Para peneliti tetap optimis. “Tentu ada masalah penting yang harus ditangani terkait kualitas hijauan, tetapi ada juga sejumlah solusi potensial,” kata Augustine.
Referensi
Terima kasih kepada Dennis O’Brien, ARS, karena telah berbagi informasi yang disertakan dalam artikel ini.
Artikel tersebut juga diinformasikan oleh dua situs web ini:
Integrate – Ajaran Interdisipliner tentang Bumi untuk Masa Depan yang Berkelanjutan
Proyek Pengetahuan Pendidikan Alam – kutipan dalam isi teks ini berasal dari situs ini dan ditampilkan di bawah:
Ainsworth, E. A. &Rogers, A. Respons fotosintesis dan konduktansi stomata terhadap kenaikan (CO2 ):mekanisme dan interaksi lingkungan.
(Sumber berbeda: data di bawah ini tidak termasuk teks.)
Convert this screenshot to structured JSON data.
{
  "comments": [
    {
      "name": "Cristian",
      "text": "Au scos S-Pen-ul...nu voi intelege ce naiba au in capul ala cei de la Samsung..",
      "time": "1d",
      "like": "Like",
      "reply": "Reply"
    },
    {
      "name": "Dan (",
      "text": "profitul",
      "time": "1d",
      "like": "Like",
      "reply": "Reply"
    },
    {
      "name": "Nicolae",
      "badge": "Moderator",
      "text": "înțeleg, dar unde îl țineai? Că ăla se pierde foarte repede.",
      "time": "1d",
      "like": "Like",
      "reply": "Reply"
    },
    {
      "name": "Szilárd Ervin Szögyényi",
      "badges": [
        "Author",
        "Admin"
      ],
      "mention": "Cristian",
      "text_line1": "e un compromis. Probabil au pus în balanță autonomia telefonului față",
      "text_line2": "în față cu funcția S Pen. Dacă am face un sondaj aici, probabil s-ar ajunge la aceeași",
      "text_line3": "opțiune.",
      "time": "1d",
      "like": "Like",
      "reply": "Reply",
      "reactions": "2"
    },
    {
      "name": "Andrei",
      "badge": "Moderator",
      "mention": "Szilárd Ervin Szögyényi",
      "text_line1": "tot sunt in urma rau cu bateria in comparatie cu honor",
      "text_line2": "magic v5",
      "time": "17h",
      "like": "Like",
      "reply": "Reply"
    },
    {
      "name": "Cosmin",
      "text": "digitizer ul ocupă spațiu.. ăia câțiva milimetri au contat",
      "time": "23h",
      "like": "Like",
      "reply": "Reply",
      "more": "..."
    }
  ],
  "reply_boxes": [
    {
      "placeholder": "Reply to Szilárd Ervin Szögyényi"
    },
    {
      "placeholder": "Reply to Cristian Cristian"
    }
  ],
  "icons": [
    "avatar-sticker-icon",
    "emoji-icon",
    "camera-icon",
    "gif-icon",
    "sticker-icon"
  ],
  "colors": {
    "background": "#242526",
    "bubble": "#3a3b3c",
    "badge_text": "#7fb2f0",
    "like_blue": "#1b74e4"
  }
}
Tanaman, Sel, dan Lingkungan 30, 258-270 (2007).
Leakey, A.D.B., Ainsworth, E.A.dll. Peningkatan CO2 efek pada karbon tanaman, nitrogen, dan hubungan air; enam pelajaran penting dari WAJAH. Jurnal Botani Eksperimental 60, 2859-2876 (2009).
Terima kasih juga kepada Agricultural Research Service, kepala badan penelitian internal Departemen Pertanian AS. ARS berfokus pada solusi untuk masalah pertanian yang mempengaruhi Amerika. Setiap dolar yang diinvestasikan dalam penelitian pertanian menghasilkan dampak ekonomi sebesar $20.